问题描述

我正在尝试允许超类中的方法返回子类的实例，以便我可以在父级和子级上使用方法链接。

I am trying to allow a method in a super class to return an instance of the subclass so that I can use method chaining with methods across both the parent and the child.

但是，当我尝试链接方法时，我收到错误BaseClass没有名为someOtherChainableMethod的成员。这是我的代码：

However, I am getting the error "BaseClass does not have a member named someOtherChainableMethod" when I attempt to chain the methods. Here is my code:

class BaseClass {
    func someChainableMethod() -> BaseClass {
        return self
    }
}

class ChildClass: BaseClass {
    func someOtherChainableMethod() -> ChildClass {
        return self
    }
}

let childClass = ChildClass

childClass.someChainableMethod().someOtherChainableMethoid()
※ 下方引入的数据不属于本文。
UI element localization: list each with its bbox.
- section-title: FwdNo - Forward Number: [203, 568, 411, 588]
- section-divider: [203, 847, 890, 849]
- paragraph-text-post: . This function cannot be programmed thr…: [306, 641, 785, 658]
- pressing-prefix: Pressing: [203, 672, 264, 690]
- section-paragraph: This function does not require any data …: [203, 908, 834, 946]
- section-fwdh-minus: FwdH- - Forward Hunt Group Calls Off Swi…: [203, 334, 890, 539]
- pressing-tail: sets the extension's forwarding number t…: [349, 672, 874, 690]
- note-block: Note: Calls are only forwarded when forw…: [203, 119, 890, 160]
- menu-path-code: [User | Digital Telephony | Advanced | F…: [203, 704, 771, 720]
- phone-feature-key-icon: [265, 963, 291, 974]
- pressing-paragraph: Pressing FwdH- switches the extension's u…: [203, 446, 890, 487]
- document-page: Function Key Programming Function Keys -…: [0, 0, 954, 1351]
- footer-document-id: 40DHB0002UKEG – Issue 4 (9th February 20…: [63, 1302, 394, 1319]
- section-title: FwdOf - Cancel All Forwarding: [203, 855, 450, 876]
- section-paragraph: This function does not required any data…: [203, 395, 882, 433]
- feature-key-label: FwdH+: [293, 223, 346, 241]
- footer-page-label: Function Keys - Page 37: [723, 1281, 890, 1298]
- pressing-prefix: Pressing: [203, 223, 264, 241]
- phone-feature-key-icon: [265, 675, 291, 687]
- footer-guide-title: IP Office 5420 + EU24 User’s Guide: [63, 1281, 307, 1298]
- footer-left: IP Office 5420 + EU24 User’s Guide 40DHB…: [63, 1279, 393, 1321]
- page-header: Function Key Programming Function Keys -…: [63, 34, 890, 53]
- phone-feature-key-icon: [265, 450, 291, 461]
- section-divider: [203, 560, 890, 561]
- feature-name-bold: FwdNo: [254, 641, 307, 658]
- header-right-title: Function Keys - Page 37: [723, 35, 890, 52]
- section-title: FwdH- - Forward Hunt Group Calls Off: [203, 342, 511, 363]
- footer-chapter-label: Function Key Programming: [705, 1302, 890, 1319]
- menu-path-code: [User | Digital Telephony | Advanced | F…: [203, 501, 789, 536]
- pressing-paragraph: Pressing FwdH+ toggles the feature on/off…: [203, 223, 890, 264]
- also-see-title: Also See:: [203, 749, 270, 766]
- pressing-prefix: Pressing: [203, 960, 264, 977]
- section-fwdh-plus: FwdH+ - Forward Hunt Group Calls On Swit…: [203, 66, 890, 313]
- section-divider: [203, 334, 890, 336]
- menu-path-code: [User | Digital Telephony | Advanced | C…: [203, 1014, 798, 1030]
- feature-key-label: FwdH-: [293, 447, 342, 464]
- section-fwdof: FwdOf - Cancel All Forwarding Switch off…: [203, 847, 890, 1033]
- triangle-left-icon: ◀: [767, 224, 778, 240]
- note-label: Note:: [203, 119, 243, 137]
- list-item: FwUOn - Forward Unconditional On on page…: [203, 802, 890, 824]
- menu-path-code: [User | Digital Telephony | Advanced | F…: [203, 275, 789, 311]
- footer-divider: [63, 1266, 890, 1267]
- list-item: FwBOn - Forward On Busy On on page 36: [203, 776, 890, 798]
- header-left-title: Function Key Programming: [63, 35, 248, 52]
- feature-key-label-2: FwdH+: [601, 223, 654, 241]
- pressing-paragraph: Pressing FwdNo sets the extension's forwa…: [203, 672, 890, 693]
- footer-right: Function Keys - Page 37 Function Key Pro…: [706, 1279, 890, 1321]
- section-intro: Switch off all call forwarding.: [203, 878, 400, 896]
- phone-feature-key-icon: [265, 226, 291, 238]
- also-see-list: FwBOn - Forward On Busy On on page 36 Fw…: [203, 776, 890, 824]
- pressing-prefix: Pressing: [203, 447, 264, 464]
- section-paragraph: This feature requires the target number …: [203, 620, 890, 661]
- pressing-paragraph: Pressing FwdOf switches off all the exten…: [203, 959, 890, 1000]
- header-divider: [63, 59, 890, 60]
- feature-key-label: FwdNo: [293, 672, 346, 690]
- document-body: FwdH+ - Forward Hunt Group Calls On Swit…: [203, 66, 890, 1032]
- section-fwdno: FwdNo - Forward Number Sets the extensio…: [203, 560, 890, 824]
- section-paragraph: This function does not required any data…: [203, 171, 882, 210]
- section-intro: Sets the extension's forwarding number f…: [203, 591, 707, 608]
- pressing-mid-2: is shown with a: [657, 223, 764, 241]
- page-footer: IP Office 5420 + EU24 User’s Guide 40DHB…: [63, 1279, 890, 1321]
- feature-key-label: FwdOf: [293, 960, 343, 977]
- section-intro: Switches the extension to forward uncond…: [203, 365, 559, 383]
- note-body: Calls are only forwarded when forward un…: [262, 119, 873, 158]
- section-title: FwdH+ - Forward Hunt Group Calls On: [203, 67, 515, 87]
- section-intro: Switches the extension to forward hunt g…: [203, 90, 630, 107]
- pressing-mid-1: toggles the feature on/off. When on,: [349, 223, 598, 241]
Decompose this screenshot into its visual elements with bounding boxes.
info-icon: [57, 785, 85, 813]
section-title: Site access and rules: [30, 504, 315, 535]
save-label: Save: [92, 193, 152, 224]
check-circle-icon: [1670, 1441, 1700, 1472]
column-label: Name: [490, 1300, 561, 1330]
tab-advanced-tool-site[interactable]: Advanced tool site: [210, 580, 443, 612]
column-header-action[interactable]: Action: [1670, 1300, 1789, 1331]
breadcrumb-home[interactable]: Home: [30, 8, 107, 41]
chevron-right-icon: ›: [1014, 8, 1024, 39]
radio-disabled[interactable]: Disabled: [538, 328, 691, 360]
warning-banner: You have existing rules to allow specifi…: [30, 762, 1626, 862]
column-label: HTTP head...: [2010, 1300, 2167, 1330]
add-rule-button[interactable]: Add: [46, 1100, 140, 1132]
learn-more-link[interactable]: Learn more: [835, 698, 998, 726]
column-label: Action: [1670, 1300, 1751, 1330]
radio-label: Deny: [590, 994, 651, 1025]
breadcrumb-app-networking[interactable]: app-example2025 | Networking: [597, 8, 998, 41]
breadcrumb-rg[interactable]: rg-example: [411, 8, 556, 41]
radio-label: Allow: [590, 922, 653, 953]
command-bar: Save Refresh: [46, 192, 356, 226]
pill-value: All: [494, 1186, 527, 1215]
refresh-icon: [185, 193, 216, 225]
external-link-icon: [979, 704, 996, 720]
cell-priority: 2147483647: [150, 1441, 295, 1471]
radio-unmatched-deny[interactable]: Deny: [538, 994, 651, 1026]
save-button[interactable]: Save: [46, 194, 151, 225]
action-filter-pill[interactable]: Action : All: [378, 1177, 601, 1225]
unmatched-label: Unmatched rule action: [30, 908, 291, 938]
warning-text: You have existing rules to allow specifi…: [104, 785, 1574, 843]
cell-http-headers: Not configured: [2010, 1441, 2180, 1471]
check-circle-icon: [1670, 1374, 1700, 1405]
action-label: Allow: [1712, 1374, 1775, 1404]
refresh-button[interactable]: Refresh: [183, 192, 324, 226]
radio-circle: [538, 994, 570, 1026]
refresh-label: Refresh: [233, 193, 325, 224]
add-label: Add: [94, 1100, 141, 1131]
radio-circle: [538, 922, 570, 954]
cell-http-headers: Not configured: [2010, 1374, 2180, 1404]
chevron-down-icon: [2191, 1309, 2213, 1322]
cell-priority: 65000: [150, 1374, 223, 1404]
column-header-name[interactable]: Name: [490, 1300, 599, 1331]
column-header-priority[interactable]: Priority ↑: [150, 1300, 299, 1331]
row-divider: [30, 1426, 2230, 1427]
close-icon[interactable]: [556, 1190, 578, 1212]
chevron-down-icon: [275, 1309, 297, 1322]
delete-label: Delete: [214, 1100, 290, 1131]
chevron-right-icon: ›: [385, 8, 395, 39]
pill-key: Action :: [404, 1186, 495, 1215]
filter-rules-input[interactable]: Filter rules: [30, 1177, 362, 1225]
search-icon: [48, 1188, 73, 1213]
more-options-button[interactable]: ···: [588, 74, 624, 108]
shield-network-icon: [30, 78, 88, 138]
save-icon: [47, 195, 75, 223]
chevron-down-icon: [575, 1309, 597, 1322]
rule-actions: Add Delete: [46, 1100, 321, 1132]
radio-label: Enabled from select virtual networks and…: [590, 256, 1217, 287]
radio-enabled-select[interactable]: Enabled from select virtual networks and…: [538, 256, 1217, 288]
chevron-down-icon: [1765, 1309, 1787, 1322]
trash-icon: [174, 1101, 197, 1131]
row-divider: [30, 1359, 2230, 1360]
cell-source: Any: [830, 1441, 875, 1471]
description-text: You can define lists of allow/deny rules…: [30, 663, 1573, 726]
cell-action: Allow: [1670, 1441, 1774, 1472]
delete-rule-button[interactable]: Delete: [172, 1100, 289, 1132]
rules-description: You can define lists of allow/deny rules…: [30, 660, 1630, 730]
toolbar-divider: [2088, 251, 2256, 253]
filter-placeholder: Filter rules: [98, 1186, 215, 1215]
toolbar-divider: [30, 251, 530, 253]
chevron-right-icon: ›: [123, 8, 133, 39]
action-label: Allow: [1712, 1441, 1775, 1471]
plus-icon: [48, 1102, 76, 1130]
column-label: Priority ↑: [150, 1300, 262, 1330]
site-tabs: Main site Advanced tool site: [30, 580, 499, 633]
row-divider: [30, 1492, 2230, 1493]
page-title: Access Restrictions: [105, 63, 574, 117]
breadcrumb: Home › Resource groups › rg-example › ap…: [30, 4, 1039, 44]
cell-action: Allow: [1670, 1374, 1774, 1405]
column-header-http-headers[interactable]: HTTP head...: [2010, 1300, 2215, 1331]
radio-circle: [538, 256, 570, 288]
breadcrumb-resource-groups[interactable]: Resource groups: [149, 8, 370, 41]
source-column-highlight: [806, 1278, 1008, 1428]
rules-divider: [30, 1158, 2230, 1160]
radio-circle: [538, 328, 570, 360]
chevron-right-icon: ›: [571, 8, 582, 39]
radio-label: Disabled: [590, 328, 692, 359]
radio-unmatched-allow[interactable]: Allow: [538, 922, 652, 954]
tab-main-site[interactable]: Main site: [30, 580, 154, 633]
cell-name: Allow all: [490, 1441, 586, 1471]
问题似乎是父链式方法中的'return self'返回一个类型为的实例 BaseClass 而不是 ChildClass 。

The issue seems to be that the 'return self' in the parent chain-able method is returning an instance with type BaseClass rather than ChildClass.

我也尝试过这是泛型和失败，这是我尝试的：

I have also tried this with generics and failed, this is what I tried:

class BaseClass<T> {
    func someChainableMethod() -> T {
        return self
    }
}

class ChildClass: BaseClass<ChildClass> {
    func someOtherChainableMethod() -> ChildClass {
        return self
    }
}

let childClass = ChildClass

childClass.someChainableMethod().someOtherChainableMethoid()

在这种情况下，来自 BaseClass的错误 someChainableMethod 方法，是BaseClass不能转换为T。

In this case the error from the BaseClass someChainableMethod method, is "BaseClass is not convertible to T".

推荐答案

您的代码如果您将方法的返回类型更改为自我：

Your code works if you change the return type of the methods to Self:

class BaseClass {
    func someChainableMethod() -> Self {
        return self
    }
}

class ChildClass: BaseClass {
    func someOtherChainableMethod() -> Self {
        return self
    }
}

let childClass = ChildClass()
let foo = childClass.someChainableMethod().someOtherChainableMethod()

这篇关于在swift中从其基类返回一个子类的文章就介绍到这了，希望我们推荐的答案对大家有所帮助，也希望大家多多支持！